Da almeno un decennio si è sviluppata in sordina una linea interpretativa dei giudici di Cassazione che ha ridimensionato le possibilità dei lavoratori di tutelarsi rispetto a eventuali omissioni contributive da parte del datore di lavoro, salvo che con i rimedi risarcitori.
Quella linea è stata avviata con l’asserita inapplicabilità – peraltro negata dalla prassi dell’Inps -, per i periodi contributivi posteriori al 1° gennaio 1996, della norma che sancisce l’allungamento fino a dieci anni del termine di prescrizione dell’obbligo contributivo, in caso di denuncia da parte del lavoratore dipendente all’Inps (art. 3, comma 9, lett. a), l. n. 335 del 1995), interpretata dalla Corte come norma transitoria. Ed è poi proseguita, tra l’altro, negando sia l’applicazione dell’automaticità delle prestazioni in favore dei lavoratori autonomi coordinati e continuativi, sia la responsabilità dell’ente previdenziale che abbia lasciato prescrivere le omissioni contributive delle quali abbia avuto conoscenza tramite denuncia del lavoratore, provocandogli un danno pensionistico.
<Ora, con l’ordinanza n. 13299 del 2024, la Corte sembra voler cambiare direzione e accrescere le possibilità di tutela per il lavoratore. L’ordinanza, infatti, chiede di portare alle Sezioni Unite la questione della prescrizione dell’azione che l’art. 13, l. n. 1338/1962 riconosce al datore di lavoro e al lavoratore di costituire presso l’Inps una riserva matematica corrispondente al danno pensionistico subito. Secondo l’orientamento attualmente prevalente, tale azione si prescrive nel termine di 10 anni decorrenti dalla prescrizione dei contributi previdenziali, ma in tempi più risalenti ne era stata affermata l’imprescrittibilità.
L’ordinanza ripropone quest’ultima posizione, sostanzialmente osservando che la costituzione della rendita vitalizia è a “costo zero” per l’ente previdenziale. L’onere economico, infatti, grava per intero sul datore di lavoro, qualora sia questi ad attivarsi, ipotesi, in realtà, poco frequente, oppure, come di norma accade, sul lavoratore.
La proposta è condivisibile, anche se al momento non è dato sapere quale ne sarà la sorte. Al contempo, essa desta più d’una perplessità sull’effettività della maggior tutela cui aprirebbe e, più in generale, sulla linea “politica” che persegue.

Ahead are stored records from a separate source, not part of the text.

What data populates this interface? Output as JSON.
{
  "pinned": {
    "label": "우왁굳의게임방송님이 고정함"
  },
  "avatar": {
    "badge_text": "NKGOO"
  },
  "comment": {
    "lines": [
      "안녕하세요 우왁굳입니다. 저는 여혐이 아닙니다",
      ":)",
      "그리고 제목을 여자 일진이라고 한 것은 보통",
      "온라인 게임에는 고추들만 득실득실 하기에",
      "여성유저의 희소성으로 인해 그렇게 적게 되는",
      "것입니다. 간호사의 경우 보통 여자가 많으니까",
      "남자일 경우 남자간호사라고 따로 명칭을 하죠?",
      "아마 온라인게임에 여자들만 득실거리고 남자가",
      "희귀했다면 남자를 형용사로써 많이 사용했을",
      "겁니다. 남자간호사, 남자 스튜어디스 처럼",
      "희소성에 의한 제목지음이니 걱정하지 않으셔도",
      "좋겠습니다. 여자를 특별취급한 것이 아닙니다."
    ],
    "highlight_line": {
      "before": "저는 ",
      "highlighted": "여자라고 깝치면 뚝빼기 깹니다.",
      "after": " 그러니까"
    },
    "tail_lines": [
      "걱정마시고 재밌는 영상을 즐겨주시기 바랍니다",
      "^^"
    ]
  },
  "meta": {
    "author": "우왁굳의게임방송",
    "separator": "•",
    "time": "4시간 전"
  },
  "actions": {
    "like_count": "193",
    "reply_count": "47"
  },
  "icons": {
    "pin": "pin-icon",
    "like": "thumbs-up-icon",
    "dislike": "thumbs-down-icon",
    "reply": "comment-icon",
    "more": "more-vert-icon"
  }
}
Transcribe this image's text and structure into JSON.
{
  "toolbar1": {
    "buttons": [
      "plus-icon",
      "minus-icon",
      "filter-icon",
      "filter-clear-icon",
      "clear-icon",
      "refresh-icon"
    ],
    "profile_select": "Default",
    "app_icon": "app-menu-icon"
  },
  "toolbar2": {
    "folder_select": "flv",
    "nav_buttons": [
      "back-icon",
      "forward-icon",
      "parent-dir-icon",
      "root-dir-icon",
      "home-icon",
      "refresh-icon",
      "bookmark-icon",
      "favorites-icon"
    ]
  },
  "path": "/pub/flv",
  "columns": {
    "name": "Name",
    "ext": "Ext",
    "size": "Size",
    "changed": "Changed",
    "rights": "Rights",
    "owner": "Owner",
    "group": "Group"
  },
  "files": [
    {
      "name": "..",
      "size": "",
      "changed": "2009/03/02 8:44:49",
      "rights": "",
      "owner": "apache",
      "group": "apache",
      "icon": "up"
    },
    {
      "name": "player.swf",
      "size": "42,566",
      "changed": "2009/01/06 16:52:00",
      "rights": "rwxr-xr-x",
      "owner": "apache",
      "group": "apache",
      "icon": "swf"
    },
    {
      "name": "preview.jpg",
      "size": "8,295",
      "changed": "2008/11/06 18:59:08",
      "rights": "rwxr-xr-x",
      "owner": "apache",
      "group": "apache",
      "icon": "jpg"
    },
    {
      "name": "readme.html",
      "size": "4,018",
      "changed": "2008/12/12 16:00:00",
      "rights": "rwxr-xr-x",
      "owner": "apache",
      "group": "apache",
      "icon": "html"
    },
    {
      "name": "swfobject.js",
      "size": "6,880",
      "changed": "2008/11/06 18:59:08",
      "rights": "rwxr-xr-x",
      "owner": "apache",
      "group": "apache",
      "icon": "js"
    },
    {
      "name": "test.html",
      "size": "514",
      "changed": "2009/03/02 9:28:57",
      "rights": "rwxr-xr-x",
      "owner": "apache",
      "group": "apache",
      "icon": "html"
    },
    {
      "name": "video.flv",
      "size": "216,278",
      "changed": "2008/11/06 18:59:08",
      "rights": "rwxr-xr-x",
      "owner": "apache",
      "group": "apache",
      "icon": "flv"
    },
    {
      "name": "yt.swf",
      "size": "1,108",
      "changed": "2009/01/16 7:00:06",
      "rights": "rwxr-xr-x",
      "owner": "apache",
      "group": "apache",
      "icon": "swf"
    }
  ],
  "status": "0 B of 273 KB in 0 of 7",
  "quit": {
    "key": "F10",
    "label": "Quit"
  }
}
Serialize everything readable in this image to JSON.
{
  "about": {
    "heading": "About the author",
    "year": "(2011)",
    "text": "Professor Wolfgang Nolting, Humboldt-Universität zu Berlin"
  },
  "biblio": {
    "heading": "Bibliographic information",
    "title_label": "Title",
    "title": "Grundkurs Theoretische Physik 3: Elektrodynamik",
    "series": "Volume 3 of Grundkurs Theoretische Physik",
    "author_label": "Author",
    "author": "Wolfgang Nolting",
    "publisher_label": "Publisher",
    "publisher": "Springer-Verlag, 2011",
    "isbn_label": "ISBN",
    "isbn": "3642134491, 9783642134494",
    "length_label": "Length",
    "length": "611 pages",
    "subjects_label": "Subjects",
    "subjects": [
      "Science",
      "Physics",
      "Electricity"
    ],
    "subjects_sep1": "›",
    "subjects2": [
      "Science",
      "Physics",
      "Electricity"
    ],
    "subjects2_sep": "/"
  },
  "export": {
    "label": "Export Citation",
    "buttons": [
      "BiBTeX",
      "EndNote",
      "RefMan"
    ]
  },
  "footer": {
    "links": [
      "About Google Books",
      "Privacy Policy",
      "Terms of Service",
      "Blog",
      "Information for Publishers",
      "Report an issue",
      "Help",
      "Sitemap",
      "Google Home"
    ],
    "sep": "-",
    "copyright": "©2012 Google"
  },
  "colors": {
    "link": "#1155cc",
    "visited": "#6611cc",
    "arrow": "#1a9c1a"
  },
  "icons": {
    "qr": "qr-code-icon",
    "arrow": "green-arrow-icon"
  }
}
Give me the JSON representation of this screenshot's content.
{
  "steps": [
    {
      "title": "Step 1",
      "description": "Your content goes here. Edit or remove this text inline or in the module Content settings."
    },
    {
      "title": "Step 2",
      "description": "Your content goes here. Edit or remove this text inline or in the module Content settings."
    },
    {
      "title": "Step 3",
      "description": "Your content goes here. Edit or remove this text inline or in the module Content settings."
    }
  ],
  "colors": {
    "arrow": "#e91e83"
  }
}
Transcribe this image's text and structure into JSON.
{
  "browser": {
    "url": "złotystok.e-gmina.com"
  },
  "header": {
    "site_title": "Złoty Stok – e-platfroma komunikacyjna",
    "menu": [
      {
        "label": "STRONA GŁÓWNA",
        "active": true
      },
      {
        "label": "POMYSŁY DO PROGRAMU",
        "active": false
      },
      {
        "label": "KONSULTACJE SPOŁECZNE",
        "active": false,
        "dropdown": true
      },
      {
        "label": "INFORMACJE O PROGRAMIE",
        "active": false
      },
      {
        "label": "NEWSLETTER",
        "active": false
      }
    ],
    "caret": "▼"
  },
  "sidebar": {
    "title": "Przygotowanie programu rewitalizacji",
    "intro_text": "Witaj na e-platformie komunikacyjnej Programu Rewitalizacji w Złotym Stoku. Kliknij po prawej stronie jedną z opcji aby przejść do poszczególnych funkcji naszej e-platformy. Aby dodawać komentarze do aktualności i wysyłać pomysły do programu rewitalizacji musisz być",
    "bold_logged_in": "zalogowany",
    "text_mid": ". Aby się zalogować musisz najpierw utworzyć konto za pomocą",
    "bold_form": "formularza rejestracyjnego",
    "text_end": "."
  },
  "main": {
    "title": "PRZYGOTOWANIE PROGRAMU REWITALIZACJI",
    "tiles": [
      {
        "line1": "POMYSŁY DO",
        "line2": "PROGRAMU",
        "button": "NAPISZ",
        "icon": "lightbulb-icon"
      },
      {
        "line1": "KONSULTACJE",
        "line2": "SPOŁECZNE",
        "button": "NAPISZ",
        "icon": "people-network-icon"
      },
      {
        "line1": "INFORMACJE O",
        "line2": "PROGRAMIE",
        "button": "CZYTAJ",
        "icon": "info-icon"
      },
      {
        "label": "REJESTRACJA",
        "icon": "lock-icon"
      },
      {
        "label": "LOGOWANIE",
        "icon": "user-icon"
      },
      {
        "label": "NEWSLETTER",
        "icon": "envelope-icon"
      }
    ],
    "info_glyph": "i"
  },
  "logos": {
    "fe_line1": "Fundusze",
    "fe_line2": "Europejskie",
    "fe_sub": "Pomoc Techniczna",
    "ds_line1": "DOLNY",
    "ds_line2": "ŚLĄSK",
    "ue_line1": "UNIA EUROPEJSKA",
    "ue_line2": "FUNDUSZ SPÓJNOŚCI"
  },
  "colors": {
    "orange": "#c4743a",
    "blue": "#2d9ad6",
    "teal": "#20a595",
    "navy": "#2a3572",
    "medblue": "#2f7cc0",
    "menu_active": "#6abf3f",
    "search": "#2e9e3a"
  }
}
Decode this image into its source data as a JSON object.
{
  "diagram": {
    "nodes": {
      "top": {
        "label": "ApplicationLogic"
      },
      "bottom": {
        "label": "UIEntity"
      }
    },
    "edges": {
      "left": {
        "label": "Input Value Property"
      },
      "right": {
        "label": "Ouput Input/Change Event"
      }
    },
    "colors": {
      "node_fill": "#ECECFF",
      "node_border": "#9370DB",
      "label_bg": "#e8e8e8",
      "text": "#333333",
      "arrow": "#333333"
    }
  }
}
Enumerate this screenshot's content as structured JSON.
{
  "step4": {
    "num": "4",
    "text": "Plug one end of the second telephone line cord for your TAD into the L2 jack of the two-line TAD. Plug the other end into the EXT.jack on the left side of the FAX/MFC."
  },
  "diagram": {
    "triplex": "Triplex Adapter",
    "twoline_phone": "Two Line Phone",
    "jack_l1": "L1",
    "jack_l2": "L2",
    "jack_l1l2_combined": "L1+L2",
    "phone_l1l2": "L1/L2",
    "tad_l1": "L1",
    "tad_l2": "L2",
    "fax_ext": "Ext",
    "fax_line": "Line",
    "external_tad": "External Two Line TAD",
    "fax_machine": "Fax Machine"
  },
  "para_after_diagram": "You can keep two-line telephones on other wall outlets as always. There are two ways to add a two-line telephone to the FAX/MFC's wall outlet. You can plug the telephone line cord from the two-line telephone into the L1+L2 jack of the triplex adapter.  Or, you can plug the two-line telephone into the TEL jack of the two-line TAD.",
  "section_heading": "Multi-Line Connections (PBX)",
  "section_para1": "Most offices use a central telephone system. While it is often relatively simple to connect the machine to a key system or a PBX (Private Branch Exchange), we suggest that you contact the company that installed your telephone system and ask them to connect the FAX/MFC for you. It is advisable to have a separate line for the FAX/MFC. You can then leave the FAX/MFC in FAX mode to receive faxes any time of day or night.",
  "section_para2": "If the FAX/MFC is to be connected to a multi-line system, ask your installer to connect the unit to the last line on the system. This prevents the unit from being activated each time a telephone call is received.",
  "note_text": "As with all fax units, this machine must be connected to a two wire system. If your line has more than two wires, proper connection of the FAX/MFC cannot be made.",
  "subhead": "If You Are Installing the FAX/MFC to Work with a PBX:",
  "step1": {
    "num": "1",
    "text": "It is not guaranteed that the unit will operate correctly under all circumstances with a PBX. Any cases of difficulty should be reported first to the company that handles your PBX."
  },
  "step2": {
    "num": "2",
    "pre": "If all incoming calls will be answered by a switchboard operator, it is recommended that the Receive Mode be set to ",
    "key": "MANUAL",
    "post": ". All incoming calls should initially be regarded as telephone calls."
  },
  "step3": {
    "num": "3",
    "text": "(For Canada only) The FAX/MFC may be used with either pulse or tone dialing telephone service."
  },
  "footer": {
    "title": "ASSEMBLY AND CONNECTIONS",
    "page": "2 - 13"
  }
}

Quanto al primo aspetto, va detto che alla costituzione della rendita vitalizia fanno ricorso soprattutto i coadiutori familiari dei lavoratori automi del settore agricolo, per i quali vigono regole di calcolo più favorevoli rispetto agli altri settori e, forse, anche perché l’onere economico può essere in parte condiviso con quei lavoratori, proprio in considerazione del vincolo familiare. Se così è, l’allungamento dei tempi di esercizio dell’azione rischia di produrre un effetto “perverso” e nascosto di accrescere le differenze tra lavoratori.
Quanto al secondo aspetto, il fatto che il costo della tutela resti comunque sulle spalle dei lavoratori, anche ove l’inazione dell’ente abbia portato alla perdita definitiva della contribuzione, rivela come la preoccupazione sia il contenimento delle spese previdenziali a scapito della garanzia costituzionale.